Dear friends and neighbors,
In the time since I emailed you on Thursday about the two-week pause on social activities, we set another new record of positive COVID-19 cases in both Oregon and Multnomah County. This surge in cases is threatening to overwhelm our local hospitals.
In response, the governor on Nov. 13 issued further measures for all Oregon counties. For Multnomah County residents, this means that we should plan to stay home as much as possible for a minimum of four weeks, at least until Wednesday, Dec. 16.
Limit your outings to essential tasks: getting groceries, picking up medication or caring for others. When you are outside, maintain 6 feet of distance between you and anyone who is not part of your immediate household. Work from home whenever possible.
And perhaps most importantly, please cancel your social plans immediately. COVID-19 thrives on proximity. We can effectively slow the spread by depriving the virus of contact between those carrying the virus and those who aren’t.
These measures will also allow Multnomah County to strategically direct our limited resources toward our efforts to help those who are most impacted by the virus, including long-term care residents and staff, people who work in conditions that put them at a higher risk of transmission, and members of Black, Indigenous or other communities of color.
These next four weeks, and possibly beyond, will be difficult for everyone, especially as many of us face the task of adapting or cancelling Thanksgiving plans. But the cost of not taking these steps is too high to risk. Our models show that we will see thousands more cases per week by the end of November if we don’t implement these measures now, stretching our hospitals beyond their capacity and taking up resources for hospitals’ other life-saving functions.

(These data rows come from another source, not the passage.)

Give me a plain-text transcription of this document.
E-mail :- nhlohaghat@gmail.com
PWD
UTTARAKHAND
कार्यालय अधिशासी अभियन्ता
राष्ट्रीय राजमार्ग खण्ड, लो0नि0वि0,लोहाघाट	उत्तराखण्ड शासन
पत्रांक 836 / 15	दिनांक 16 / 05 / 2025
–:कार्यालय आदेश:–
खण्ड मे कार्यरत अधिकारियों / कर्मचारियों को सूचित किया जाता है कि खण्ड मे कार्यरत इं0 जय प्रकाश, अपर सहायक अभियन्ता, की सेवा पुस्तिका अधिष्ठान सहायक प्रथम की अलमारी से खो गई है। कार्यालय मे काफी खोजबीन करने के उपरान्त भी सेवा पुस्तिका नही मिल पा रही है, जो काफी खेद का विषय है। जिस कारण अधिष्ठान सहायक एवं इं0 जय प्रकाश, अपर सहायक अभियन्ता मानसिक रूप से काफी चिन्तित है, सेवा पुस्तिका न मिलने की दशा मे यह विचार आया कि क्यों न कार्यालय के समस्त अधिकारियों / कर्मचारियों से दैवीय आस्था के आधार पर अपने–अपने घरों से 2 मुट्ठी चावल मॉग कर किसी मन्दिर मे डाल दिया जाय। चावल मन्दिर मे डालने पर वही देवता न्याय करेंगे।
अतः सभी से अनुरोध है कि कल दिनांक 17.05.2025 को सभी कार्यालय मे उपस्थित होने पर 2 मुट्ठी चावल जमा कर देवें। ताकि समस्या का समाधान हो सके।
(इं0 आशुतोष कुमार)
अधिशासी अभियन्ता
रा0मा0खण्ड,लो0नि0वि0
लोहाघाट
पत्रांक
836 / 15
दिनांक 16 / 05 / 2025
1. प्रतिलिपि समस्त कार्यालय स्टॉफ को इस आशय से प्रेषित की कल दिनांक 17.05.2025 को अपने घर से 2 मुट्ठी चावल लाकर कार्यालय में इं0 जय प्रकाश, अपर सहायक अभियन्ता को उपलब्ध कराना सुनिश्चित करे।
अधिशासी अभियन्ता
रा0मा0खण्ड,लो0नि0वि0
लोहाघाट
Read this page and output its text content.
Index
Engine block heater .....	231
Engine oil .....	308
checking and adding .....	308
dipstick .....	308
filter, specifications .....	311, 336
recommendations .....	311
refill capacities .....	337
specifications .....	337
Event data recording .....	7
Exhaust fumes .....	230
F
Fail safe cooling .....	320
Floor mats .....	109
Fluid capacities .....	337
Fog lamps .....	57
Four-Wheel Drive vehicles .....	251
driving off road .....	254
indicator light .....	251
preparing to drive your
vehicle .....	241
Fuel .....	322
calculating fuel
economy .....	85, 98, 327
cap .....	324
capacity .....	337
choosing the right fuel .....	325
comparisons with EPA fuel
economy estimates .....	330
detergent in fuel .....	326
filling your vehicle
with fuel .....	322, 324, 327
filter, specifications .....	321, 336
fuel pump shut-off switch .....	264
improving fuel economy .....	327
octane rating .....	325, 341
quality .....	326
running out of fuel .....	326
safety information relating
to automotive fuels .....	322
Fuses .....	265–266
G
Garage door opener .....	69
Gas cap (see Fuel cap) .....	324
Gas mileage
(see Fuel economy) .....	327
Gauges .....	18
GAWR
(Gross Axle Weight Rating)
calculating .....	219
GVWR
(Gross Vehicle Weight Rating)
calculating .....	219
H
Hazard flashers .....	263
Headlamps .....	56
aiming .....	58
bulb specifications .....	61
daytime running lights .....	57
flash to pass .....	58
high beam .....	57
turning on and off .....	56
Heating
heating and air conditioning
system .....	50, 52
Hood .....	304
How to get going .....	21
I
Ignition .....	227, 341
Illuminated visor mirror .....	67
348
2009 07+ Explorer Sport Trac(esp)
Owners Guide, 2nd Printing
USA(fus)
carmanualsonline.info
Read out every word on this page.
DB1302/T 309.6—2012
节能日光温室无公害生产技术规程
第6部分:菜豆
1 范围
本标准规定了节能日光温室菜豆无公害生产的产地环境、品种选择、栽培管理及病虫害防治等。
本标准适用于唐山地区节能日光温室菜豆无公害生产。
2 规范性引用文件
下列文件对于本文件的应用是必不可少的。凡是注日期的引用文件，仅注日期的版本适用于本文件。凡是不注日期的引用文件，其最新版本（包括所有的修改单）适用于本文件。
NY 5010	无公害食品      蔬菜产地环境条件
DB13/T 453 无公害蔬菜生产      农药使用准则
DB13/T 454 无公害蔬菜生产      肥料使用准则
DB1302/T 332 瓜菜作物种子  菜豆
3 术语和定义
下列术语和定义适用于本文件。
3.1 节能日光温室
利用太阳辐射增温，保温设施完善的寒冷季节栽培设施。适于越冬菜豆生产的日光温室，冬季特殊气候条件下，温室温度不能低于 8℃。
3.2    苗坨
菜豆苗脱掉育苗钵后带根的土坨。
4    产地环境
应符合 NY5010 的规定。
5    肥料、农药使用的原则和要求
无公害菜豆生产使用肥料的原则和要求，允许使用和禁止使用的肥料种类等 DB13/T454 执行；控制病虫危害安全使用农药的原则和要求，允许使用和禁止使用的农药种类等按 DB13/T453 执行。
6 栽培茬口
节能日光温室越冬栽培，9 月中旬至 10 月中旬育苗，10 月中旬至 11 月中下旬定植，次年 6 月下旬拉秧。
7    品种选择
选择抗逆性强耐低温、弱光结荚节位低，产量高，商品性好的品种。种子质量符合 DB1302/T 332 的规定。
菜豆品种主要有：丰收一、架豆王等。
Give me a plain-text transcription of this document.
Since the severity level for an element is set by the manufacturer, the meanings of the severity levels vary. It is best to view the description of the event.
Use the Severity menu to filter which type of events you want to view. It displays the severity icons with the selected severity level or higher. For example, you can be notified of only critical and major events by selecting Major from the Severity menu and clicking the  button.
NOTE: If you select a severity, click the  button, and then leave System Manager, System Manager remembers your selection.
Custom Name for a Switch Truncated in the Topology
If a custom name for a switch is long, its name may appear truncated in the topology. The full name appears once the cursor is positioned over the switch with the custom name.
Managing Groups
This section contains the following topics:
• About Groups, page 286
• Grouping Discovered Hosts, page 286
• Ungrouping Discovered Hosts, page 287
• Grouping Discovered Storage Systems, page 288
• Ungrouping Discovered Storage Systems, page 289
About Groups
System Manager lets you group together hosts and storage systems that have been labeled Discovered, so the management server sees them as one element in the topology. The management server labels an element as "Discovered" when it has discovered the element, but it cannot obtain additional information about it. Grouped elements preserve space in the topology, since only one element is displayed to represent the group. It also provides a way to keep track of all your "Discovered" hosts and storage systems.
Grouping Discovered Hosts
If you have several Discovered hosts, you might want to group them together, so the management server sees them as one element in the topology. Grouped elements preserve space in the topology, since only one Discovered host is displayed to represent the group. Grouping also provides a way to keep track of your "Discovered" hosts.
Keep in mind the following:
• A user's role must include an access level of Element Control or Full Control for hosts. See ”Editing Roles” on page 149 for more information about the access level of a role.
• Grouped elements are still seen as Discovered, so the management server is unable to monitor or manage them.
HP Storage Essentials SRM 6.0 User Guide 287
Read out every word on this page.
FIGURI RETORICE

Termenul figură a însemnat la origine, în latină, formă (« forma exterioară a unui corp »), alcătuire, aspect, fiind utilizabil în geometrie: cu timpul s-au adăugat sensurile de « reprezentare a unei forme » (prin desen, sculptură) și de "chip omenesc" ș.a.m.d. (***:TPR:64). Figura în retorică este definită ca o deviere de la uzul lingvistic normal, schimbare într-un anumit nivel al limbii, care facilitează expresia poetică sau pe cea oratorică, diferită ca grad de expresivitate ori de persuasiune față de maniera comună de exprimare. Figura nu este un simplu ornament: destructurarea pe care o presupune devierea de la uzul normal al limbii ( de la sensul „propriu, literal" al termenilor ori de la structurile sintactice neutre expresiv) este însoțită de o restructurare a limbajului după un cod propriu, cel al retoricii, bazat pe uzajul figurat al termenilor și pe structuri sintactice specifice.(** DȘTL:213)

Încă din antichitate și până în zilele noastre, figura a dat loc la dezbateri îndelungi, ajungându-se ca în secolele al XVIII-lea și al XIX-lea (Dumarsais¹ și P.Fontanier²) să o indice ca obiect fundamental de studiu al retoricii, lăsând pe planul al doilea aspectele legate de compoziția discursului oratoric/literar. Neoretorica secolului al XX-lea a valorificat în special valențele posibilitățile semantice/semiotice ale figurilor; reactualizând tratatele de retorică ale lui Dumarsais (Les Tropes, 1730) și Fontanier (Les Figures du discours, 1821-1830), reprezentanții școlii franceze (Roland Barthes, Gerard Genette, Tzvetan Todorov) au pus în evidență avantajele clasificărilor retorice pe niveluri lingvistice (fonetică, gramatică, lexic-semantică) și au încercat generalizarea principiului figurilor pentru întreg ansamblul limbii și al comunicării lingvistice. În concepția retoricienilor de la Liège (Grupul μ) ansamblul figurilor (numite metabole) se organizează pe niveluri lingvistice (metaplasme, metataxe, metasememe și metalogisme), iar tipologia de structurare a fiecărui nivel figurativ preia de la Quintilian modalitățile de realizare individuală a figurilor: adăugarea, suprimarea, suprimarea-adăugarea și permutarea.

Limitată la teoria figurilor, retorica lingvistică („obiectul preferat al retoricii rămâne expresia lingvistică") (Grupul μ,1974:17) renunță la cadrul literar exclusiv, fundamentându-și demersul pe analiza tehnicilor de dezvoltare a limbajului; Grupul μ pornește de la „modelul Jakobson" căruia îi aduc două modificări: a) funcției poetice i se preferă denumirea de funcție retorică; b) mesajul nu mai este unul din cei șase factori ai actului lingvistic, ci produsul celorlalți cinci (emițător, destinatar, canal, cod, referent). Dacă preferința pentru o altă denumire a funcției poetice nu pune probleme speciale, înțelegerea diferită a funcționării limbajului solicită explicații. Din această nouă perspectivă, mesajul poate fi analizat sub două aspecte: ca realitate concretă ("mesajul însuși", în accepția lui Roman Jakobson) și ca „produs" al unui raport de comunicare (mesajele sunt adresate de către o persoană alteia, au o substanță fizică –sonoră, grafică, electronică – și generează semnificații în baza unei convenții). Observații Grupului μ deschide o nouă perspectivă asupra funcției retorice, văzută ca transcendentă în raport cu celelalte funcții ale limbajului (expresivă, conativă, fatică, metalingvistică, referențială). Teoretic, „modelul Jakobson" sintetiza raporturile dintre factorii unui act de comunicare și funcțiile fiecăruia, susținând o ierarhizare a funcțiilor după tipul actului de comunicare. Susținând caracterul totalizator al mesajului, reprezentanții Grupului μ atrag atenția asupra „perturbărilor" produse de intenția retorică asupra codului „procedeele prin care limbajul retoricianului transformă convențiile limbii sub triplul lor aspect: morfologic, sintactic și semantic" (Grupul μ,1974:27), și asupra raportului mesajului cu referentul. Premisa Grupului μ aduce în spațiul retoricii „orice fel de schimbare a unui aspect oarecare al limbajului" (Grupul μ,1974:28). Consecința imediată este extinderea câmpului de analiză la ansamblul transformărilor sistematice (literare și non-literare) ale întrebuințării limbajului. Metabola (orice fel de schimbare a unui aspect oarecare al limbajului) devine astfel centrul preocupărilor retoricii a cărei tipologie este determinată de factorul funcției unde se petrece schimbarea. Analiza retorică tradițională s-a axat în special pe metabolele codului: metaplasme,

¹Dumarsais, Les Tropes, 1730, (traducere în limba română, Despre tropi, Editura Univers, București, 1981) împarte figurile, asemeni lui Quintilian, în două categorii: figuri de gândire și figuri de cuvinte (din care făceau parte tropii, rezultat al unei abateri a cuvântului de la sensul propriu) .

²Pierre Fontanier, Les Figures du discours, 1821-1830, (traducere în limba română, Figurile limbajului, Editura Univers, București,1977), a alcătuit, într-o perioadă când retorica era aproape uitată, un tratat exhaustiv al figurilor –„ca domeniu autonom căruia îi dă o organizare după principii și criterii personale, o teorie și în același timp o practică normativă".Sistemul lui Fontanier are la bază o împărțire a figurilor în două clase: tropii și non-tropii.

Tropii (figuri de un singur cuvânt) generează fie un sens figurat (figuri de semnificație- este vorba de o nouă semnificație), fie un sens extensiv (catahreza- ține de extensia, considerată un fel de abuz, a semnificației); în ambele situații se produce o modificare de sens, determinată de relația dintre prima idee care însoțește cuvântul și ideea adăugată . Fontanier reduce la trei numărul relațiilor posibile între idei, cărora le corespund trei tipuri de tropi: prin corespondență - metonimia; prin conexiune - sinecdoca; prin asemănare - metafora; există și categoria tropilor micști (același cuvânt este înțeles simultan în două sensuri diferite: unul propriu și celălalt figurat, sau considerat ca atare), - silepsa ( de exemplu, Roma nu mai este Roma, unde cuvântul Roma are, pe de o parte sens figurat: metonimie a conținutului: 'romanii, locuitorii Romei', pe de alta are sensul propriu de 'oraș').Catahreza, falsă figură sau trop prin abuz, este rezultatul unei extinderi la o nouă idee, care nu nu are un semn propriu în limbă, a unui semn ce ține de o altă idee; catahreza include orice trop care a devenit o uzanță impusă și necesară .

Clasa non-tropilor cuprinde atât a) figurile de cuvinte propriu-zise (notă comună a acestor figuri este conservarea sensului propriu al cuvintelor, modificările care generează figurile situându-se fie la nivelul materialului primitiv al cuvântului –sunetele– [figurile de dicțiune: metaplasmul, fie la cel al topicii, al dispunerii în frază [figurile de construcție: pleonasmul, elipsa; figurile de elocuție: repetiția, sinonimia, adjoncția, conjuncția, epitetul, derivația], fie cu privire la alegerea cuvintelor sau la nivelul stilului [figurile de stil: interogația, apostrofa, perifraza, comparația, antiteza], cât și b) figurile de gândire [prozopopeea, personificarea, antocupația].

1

I also know that our local businesses and restaurants will feel a unique and particularly heavy burden. I am working with our Government Relations team to push the Oregon Legislature to call a special session as soon as possible to discuss legislation that could help small businesses and employees weather this storm, including the renewal of a commercial eviction moratorium, expansion of unemployment benefits and other supportive measures.
Further, the federal government continues its shocking silence: while the Republican leadership in the Senate has yet to make a serious effort at providing relief to renters, homeowners, small business owners and local governments, the presidential administration has punted its responsibility to provide states with meaningful support and guidance. Still, Multnomah County will do all we can, with all we have, to protect the health and well-being of our community.
What we do now directly affects what we will — or won't — be able to do later this winter. With the community's full cooperation over the next four weeks, we can give ourselves the best chance at slowing the spread and protecting each other's health, our hospital capacity and the safety of essential frontline workers.
This is our opportunity to take aggressive action against the surge. Let’s make it worth the effort.